The Trans-Pacific Partnership is a proposed regional regulatory and investment treaty that involves the Asia-Pacific region countries of Australia, Brunei, Canada, Chile, Japan, Malaysia, Mexico, New Zealand, Peru, Singapore, the United States, and Vietnam.
Some members of Congress supporting the treaty want the President to have Trade Promotion Authority, or the ability to fast track the agreement and conclude negotiations swiftly.
Miss Kaptur, who vigorously opposed the North American Free Trade Agreement that took effect in 1994, and Mr. Brown said pushing the TPP through without extended discussion would be disastrous and most likely lead to job loss.
Miss Kaptur said that in her view, those who set foreign policy for the United States often do so without thinking how it might affect the U.S. economy. They will propose a treaty to strengthen South Korea economically, “and never think about how this is going to affect the people back in America,” she said.
Mr. Brown said that years ago after all the promises of NAFTA, he went down to Mexico to see how it was working. He found auto plants that were clean and well-maintained, but they had no parking lots.
“There were no parking lots because workers there aren’t paid enough to afford a car,” he said.
Meanwhile, Mr. Brown said, America and Ohio see its middle class eroded and oft-repeated situations like the one that happened in Tiffin to Vincent Gaietto, a former union president and worker at the now-closed American Standard Co. plant there.
Mr. Gaietto described Monday how in 2002 the company delivered take-it-or-leave-it offers to about 700 workers after it had set up competing operations in Mexico under NAFTA. In 2007, the plant was sold to Bain Capital Partners, who opted to close the plant just days after the sale. That put 165 employees out of work.
Mr. Gaietto said if others don’t want to suffer a similar fate, workers must fight “for fair trade, not free trade.”
At Monday’s meeting, Tim Burga, president of the Ohio AFL-CIO, said under NAFTA, 60,000 U.S. factories have closed and Ohio faced an import-export deficit of $18 billion in 2014.

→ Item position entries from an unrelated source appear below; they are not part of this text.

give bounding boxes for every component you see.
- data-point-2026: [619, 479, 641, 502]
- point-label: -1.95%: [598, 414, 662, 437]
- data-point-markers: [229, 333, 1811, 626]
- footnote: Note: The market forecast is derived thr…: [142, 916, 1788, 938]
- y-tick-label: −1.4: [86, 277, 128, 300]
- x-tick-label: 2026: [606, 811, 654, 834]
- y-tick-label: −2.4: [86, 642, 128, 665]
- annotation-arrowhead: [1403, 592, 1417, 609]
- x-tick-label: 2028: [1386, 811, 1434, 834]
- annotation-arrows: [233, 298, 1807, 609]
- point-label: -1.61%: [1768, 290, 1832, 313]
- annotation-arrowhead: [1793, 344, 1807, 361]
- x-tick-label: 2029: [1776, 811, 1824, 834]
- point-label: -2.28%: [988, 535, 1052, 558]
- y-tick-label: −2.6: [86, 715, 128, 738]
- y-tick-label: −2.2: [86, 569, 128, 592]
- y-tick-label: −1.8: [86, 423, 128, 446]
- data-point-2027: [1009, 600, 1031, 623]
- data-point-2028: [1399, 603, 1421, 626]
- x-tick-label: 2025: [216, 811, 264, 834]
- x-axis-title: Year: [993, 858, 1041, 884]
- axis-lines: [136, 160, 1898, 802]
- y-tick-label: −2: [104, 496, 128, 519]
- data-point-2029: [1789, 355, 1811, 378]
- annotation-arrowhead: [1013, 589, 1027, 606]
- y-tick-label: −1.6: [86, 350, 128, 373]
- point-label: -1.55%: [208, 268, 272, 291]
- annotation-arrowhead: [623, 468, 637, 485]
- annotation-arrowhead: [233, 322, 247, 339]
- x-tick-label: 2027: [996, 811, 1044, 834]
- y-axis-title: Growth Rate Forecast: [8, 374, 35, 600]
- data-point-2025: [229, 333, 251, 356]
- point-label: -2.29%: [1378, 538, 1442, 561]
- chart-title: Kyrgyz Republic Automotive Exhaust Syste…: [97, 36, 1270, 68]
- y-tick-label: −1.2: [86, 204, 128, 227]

It is crucial, he said, for Ohio’s congressional delegation to understand that the TPP could lead to even more job loss and a blow to the state’s economy.
He urged union members and others to contact Mr. Brown’s fellow senator, Republican Rob Portman, and let him know they are against fast track and the TPP by writing letters and calling Mr. Portman’s constituent hotline.
“We can stand by and get rolled over or stand up and fight,” Mr. Burga said.